While pressure is high to meet the mandate, many airports have already taken steps to implement biometrics with positive results. Since 2019, passengers departing from Miami International Airport to Munich on Lufthansa flights can board with the click of a camera instead of a boarding pass and passport, thanks to the launch by SITA’s biometric exit technology airport.
Through a partnership between SITA, MIA, Lufthansa and US Customs and Border Protection (CBP), a simple photograph taken at the Lufthansa boarding gate is used to confirm passenger identity and authorization to travel. The facial recognition verification process takes less than two seconds with a 99% match rate. The launch of biometric exit at Miami International follows the airport’s February 2018 opening of the United States’ first fully biometric entry facility in Concourse E, which screens all international arrivals through facial recognition. The introduction of biometrics has reduced processing times by up to 80%. Most recently, Miami International Airport selected SITA to implement biometric boarding at over 130 gates by 2023. San Diego Airport worked with SITA to deploy Smart Path facepods and implemented places an exit control solution in the United States in just a few months. Los Angeles Airport implemented SITA’s self-contained baggage drop system using TVS to bring the same contactless experience to the baggage drop process. Aruba Airport has also implemented biometric boarding of flights en route to the United States to provide this same extended value to its airline partners. In the US alone, SITA will soon support more than 1,000 Smart Path-enabled touchpoints at US airports, providing biometric passenger processing for global airlines and the passengers they serve. No other vendor in the industry offers the depth of experience, world-class solution, service or collaborative approach that the SITA-NEC partnership offers.

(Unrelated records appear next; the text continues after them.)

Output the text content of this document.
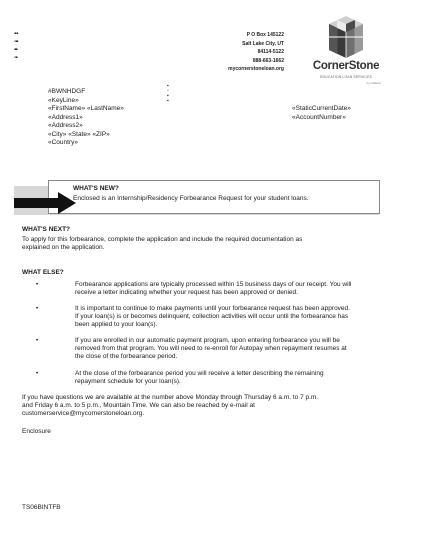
▪▫▪
▫▪▪
▪▪▫
▫▪▫
P O Box 145122
Salt Lake City, UT
84114-5122
888-663-1662
mycornerstoneloan.org	CornerStone
EDUCATION LOAN SERVICES
by UHEAA
#BWNHDGF
«KeyLine»
«FirstName» «LastName»
«Address1»
«Address2»
«City» «State» «ZIP»
«Country»
▪
▫
▪
▪
«StaticCurrentDate»
«AccountNumber»
WHAT'S NEW?
Enclosed is an Internship/Residency Forbearance Request for your student loans.
WHAT'S NEXT?
To apply for this forbearance, complete the application and include the required documentation as
explained on the application.
WHAT ELSE?
•	Forbearance applications are typically processed within 15 business days of our receipt. You will
receive a letter indicating whether your request has been approved or denied.
•	It is important to continue to make payments until your forbearance request has been approved.
If your loan(s) is or becomes delinquent, collection activities will occur until the forbearance has
been applied to your loan(s).
•	If you are enrolled in our automatic payment program, upon entering forbearance you will be
removed from that program. You will need to re-enroll for Autopay when repayment resumes at
the close of the forbearance period.
•	At the close of the forbearance period you will receive a letter describing the remaining
repayment schedule for your loan(s).
If you have questions we are available at the number above Monday through Thursday 6 a.m. to 7 p.m.
and Friday 6 a.m. to 5 p.m., Mountain Time. We can also be reached by e-mail at
customerservice@mycornerstoneloan.org.
Enclosure
TS06BINTFB
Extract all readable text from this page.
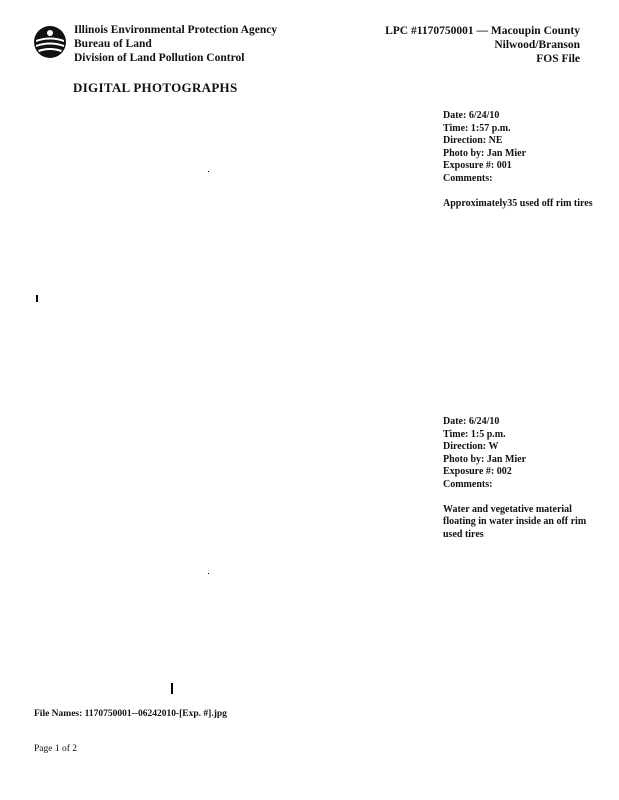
Illinois Environmental Protection Agency
Bureau of Land
Division of Land Pollution Control
LPC #1170750001 — Macoupin County
Nilwood/Branson
FOS File
DIGITAL PHOTOGRAPHS
Date: 6/24/10
Time: 1:57 p.m.
Direction: NE
Photo by: Jan Mier
Exposure #: 001
Comments:
Approximately35 used off rim tires
Date: 6/24/10
Time: 1:5 p.m.
Direction: W
Photo by: Jan Mier
Exposure #: 002
Comments:
Water and vegetative material floating in water inside an off rim used tires
File Names: 1170750001--06242010-[Exp. #].jpg
Page 1 of 2
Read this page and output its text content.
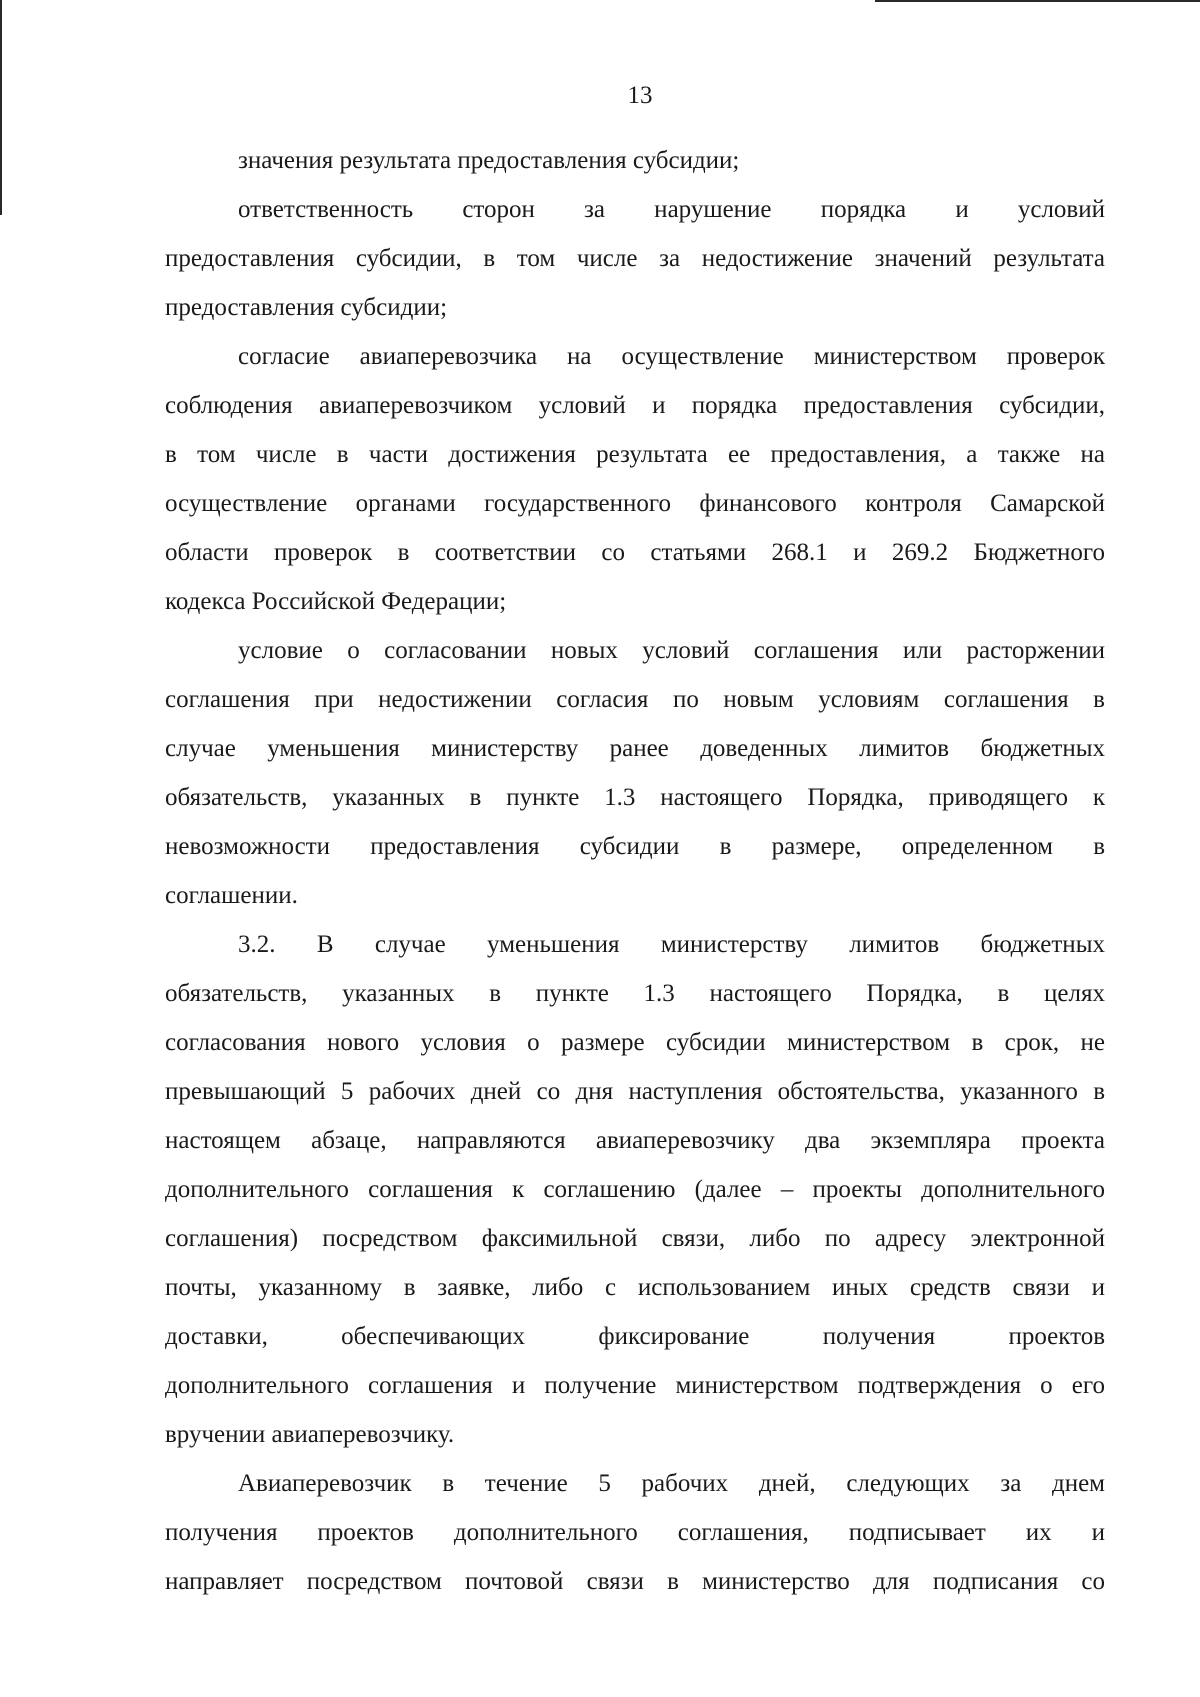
13
значения результата предоставления субсидии;
ответственность сторон за нарушение порядка и условий
предоставления субсидии, в том числе за недостижение значений результата
предоставления субсидии;
согласие авиаперевозчика на осуществление министерством проверок
соблюдения авиаперевозчиком условий и порядка предоставления субсидии,
в том числе в части достижения результата ее предоставления, а также на
осуществление органами государственного финансового контроля Самарской
области проверок в соответствии со статьями 268.1 и 269.2 Бюджетного
кодекса Российской Федерации;
условие о согласовании новых условий соглашения или расторжении
соглашения при недостижении согласия по новым условиям соглашения в
случае уменьшения министерству ранее доведенных лимитов бюджетных
обязательств, указанных в пункте 1.3 настоящего Порядка, приводящего к
невозможности предоставления субсидии в размере, определенном в
соглашении.
3.2. В случае уменьшения министерству лимитов бюджетных
обязательств, указанных в пункте 1.3 настоящего Порядка, в целях
согласования нового условия о размере субсидии министерством в срок, не
превышающий 5 рабочих дней со дня наступления обстоятельства, указанного в
настоящем абзаце, направляются авиаперевозчику два экземпляра проекта
дополнительного соглашения к соглашению (далее – проекты дополнительного
соглашения) посредством факсимильной связи, либо по адресу электронной
почты, указанному в заявке, либо с использованием иных средств связи и
доставки, обеспечивающих фиксирование получения проектов
дополнительного соглашения и получение министерством подтверждения о его
вручении авиаперевозчику.
Авиаперевозчик в течение 5 рабочих дней, следующих за днем
получения проектов дополнительного соглашения, подписывает их и
направляет посредством почтовой связи в министерство для подписания со
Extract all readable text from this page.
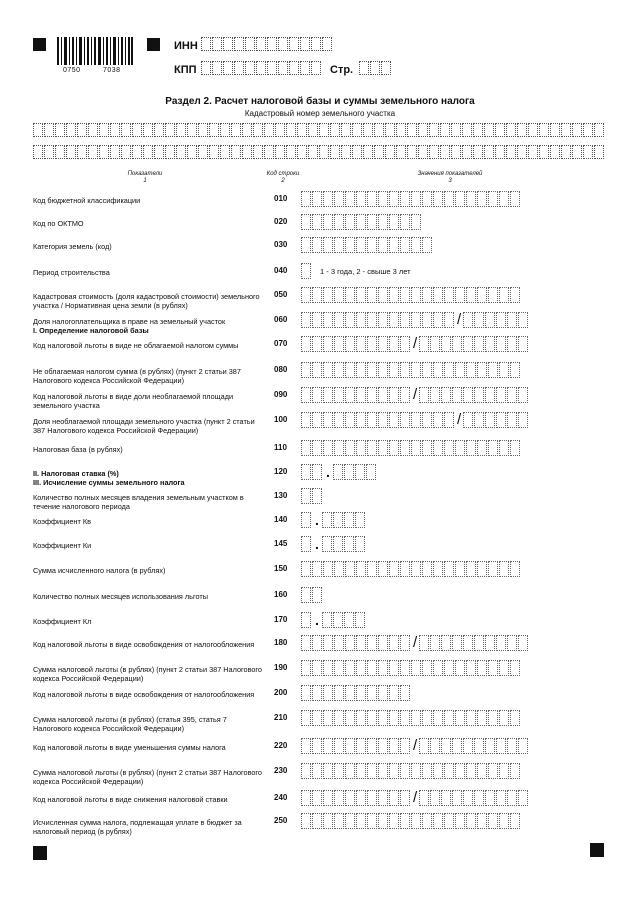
0750	7038
ИНН
КПП	Стр.
Раздел 2. Расчет налоговой базы и суммы земельного налога
Кадастровый номер земельного участка
Показатели
1
Код строки
2
Значения показателей
3
Код бюджетной классификации	010
Код по ОКТМО	020
Категория земель (код)	030
Период строительства	040	1 - 3 года, 2 - свыше 3 лет
Кадастровая стоимость (доля кадастровой стоимости) земельного участка / Нормативная цена земли (в рублях)
050
Доля налогоплательщика в праве на земельный участок	060	/
I. Определение налоговой базы
Код налоговой льготы в виде не облагаемой налогом суммы	070	/
Не облагаемая налогом сумма (в рублях) (пункт 2 статьи 387 Налогового кодекса Российской Федерации)
080
Код налоговой льготы в виде доли необлагаемой площади земельного участка
090	/
Доля необлагаемой площади земельного участка (пункт 2 статьи 387 Налогового кодекса Российской Федерации)
100	/
Налоговая база (в рублях)	110
II. Налоговая ставка (%)	120	.
III. Исчисление суммы земельного налога
Количество полных месяцев владения земельным участком в течение налогового периода
130
Коэффициент Кв	140 .
Коэффициент Ки	145 .
Сумма исчисленного налога (в рублях)	150
Количество полных месяцев использования льготы	160
Коэффициент Кл	170 .
Код налоговой льготы в виде освобождения от налогообложения	180	/
Сумма налоговой льготы (в рублях) (пункт 2 статьи 387 Налогового кодекса Российской Федерации)
190
Код налоговой льготы в виде освобождения от налогообложения	200
Сумма налоговой льготы (в рублях) (статья 395, статья 7 Налогового кодекса Российской Федерации)
210
Код налоговой льготы в виде уменьшения суммы налога	220	/
Сумма налоговой льготы (в рублях) (пункт 2 статьи 387 Налогового кодекса Российской Федерации)
230
Код налоговой льготы в виде снижения налоговой ставки	240	/
Исчисленная сумма налога, подлежащая уплате в бюджет за налоговый период (в рублях)
250
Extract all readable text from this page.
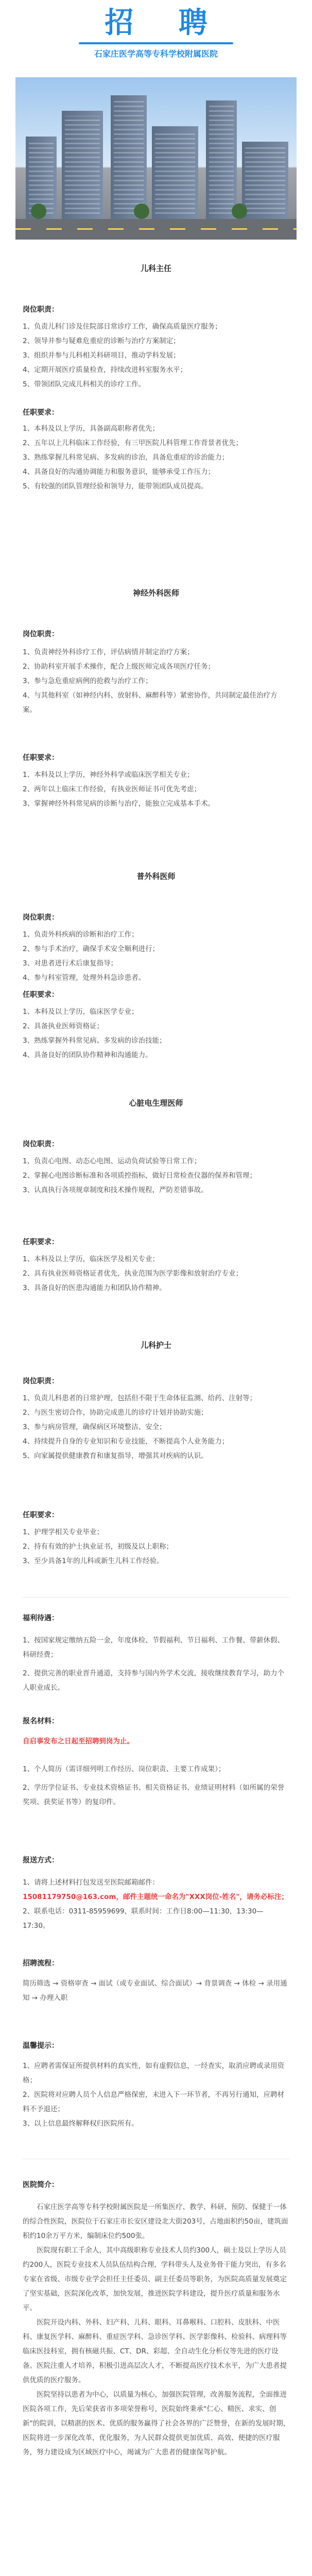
招 聘
石家庄医学高等专科学校附属医院
儿科主任
岗位职责：
1、负责儿科门诊及住院部日常诊疗工作，确保高质量医疗服务；
2、领导并参与疑难危重症的诊断与治疗方案制定；
3、组织并参与儿科相关科研项目，推动学科发展；
4、定期开展医疗质量检查，持续改进科室服务水平；
5、带领团队完成儿科相关的诊疗工作。
任职要求：
1、本科及以上学历，具备副高职称者优先；
2、五年以上儿科临床工作经验，有三甲医院儿科管理工作背景者优先；
3、熟练掌握儿科常见病、多发病的诊治，具备危重症的诊治能力；
4、具备良好的沟通协调能力和服务意识，能够承受工作压力；
5、有较强的团队管理经验和领导力，能带领团队成员提高。
神经外科医师
岗位职责：
1、负责神经外科诊疗工作，评估病情并制定治疗方案；
2、协助科室开展手术操作，配合上级医师完成各项医疗任务；
3、参与急危重症病例的抢救与治疗工作；
4、与其他科室（如神经内科、放射科、麻醉科等）紧密协作，共同制定最佳治疗方案。
任职要求：
1、本科及以上学历，神经外科学或临床医学相关专业；
2、两年以上临床工作经验，有执业医师证书可优先考虑；
3、掌握神经外科常见病的诊断与治疗，能独立完成基本手术。
普外科医师
岗位职责：
1、负责外科疾病的诊断和治疗工作；
2、参与手术治疗，确保手术安全顺利进行；
3、对患者进行术后康复指导；
4、参与科室管理，处理外科急诊患者。
任职要求：
1、本科及以上学历，临床医学专业；
2、具备执业医师资格证；
3、熟练掌握外科常见病、多发病的诊治技能；
4、具备良好的团队协作精神和沟通能力。
心脏电生理医师
岗位职责：
1、负责心电图、动态心电图、运动负荷试验等日常工作；
2、掌握心电图诊断标准和各项质控指标，做好日常检查仪器的保养和管理；
3、认真执行各项规章制度和技术操作规程，严防差错事故。
任职要求：
1、本科及以上学历，临床医学及相关专业；
2、具有执业医师资格证者优先，执业范围为医学影像和放射治疗专业；
3、具备良好的医患沟通能力和团队协作精神。
儿科护士
岗位职责：
1、负责儿科患者的日常护理，包括但不限于生命体征监测、给药、注射等；
2、与医生密切合作，协助完成患儿的诊疗计划并协助实施；
3、参与病房管理，确保病区环境整洁、安全；
4、持续提升自身的专业知识和专业技能，不断提高个人业务能力；
5、向家属提供健康教育和康复指导，增强其对疾病的认识。
任职要求：
1、护理学相关专业毕业；
2、持有有效的护士执业证书，初级及以上职称；
3、至少具备1年的儿科或新生儿科工作经验。
福利待遇：
1、按国家规定缴纳五险一金，年度体检、节假福利、节日福利、工作餐、带薪休假、科研经费；
2、提供完善的职业晋升通道，支持参与国内外学术交流，接收继续教育学习，助力个人职业成长。
报名材料：
自启事发布之日起至招聘到岗为止。
1、个人简历（需详细列明工作经历、岗位职责、主要工作成果）；
2、学历学位证书、专业技术资格证书、相关资格证书、业绩证明材料（如所属的荣誉奖项、获奖证书等）的复印件。
报送方式：
1、请将上述材料打包发送至医院邮箱邮件：
15081179750@163.com，邮件主题统一命名为"XXX岗位-姓名"，请务必标注；
2、联系电话：0311-85959699，联系时间：工作日8:00—11:30，13:30—17:30。
招聘流程：
简历筛选 → 资格审查 → 面试（或专业面试、综合面试）→ 背景调查 → 体检 → 录用通知 → 办理入职
温馨提示：
1、应聘者需保证所提供材料的真实性，如有虚假信息，一经查实，取消应聘或录用资格；
2、医院将对应聘人员个人信息严格保密，未进入下一环节者，不再另行通知，应聘材料不予退还；
3、以上信息最终解释权归医院所有。
医院简介：

石家庄医学高等专科学校附属医院是一所集医疗、教学、科研、预防、保健于一体的综合性医院，医院位于石家庄市长安区建设北大街203号，占地面积约50亩，建筑面积约10余万平方米，编制床位约500张。

医院现有职工千余人，其中高级职称专业技术人员约300人，硕士及以上学历人员约200人，医院专业技术人员队伍结构合理，学科带头人及业务骨干能力突出，有多名专家在省级、市级专业学会担任主任委员、副主任委员等职务，为医院高质量发展奠定了坚实基础，医院深化改革，加快发展，推进医院学科建设，提升医疗质量和服务水平。

医院开设内科、外科、妇产科、儿科、眼科、耳鼻喉科、口腔科、皮肤科、中医科、康复医学科、麻醉科、重症医学科、急诊医学科、医学影像科、检验科、病理科等临床医技科室，拥有核磁共振、CT、DR、彩超、全自动生化分析仪等先进的医疗设备。医院注重人才培养，积极引进高层次人才，不断提高医疗技术水平，为广大患者提供优质的医疗服务。

医院坚持以患者为中心，以质量为核心，加强医院管理，改善服务流程，全面推进医院各项工作，先后荣获省市多项荣誉称号，医院始终秉承"仁心、精医、求实、创新"的院训，以精湛的医术、优质的服务赢得了社会各界的广泛赞誉，在新的发展时期，医院将进一步深化改革，优化服务，为人民群众提供更加优质、高效、便捷的医疗服务，努力建设成为区域医疗中心，竭诚为广大患者的健康保驾护航。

“CBP is working toward full implementation of biometric exit in the airline environment to represent more than 97% of commercial air travelers departing from the United States.”
 CBP is authorized to collect this information by the Enhanced Border Security and Visa Entry Reform Act of 2002 (Pub. L. 107-173), the Intelligence Reform and Prevention Act of 2004 Terrorism (Pub. L. 108-458) and the Implementation Recommendations of the 9/11 Commission Act of 2007 (Pub. L. 110-53). CBP is required to verify the identity of all travelers.